Dreamer's ability to navigate Minecraft and collect diamonds independently represents a leap forward in AI development. This milestone brings AI closer to achieving more generalized learning capabilities, with potential real-world applications in robotics and beyond.

META

image credit: Newsweek

AI Spotlight: Yann LeCun, Meta's chief AI scientist and a leading figure in artificial intelligence, has expressed skepticism about the future of large language models (LLMs) like ChatGPT and Google's Gemini. Instead, he envisions a new paradigm in AI that will replace current systems with ones that can reason, plan, and interact with the physical world more effectively.

Key details:

  • Obsolescence of LLMs: LeCun predicts that large language models will become obsolete within five years, as his team is developing new systems that can reason and plan, based on representations of the world rather than just language.

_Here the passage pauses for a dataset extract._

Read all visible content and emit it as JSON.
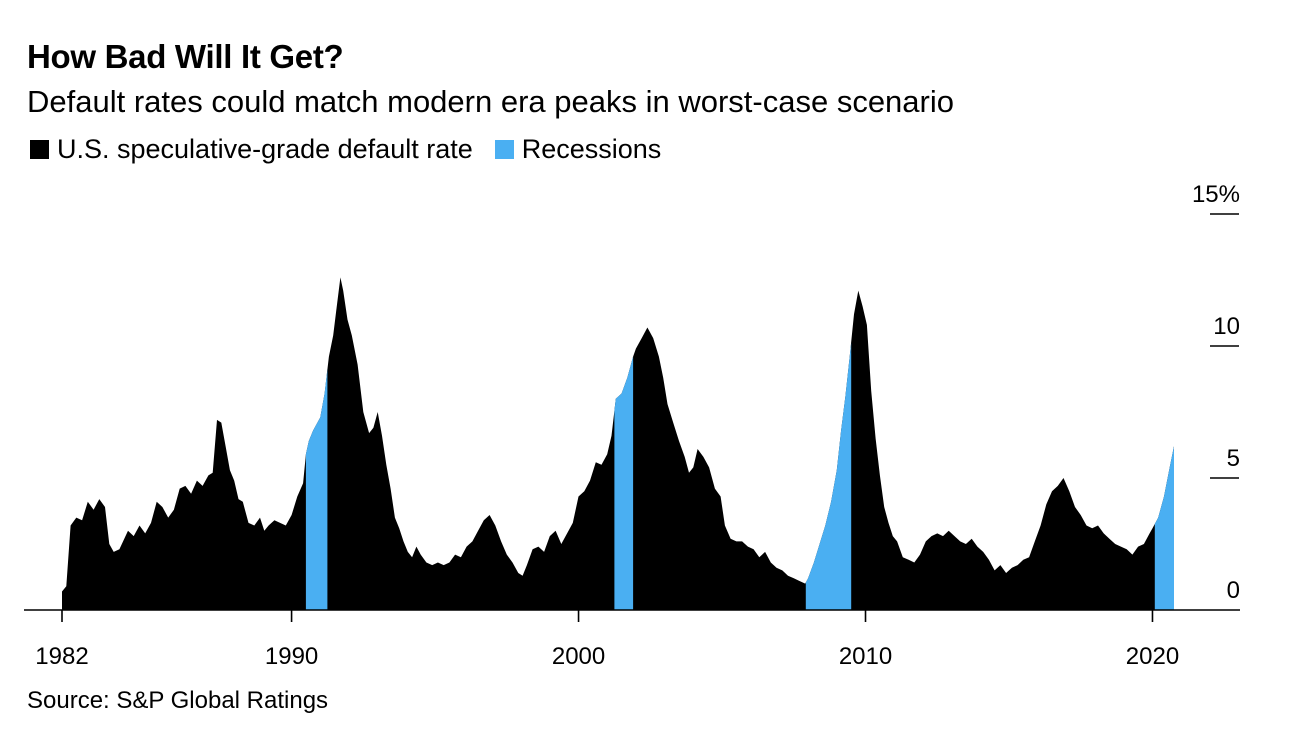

  • Limitations of current AI: LLMs are limited in their capabilities, focusing only on language and lacking any meaningful understanding of the physical world. They are reactive, unable to reason or perform tasks that require physical interaction.

  • Advocating for next-gen AI: LeCun advises developers to move away from LLMs and focus on next-gen AI systems that can overcome the limitations of current models, like his own work on Joint Embedding Predictive Architecture (JEPA).

  • Intelligence beyond language: LeCun emphasizes that true intelligence involves not just linguistic ability but the capacity to learn and adapt to new situations, which LLMs currently lack. He believes AI will augment human intelligence rather than replace it, with AI systems assisting in managerial roles.

LeCun envisions a future where AI enhances human capabilities, allowing humans to take on more managerial roles while AI systems assist. His focus on developing AI that understands the physical world highlights his belief that the next generation of AI will be far more capable than today's LLMs.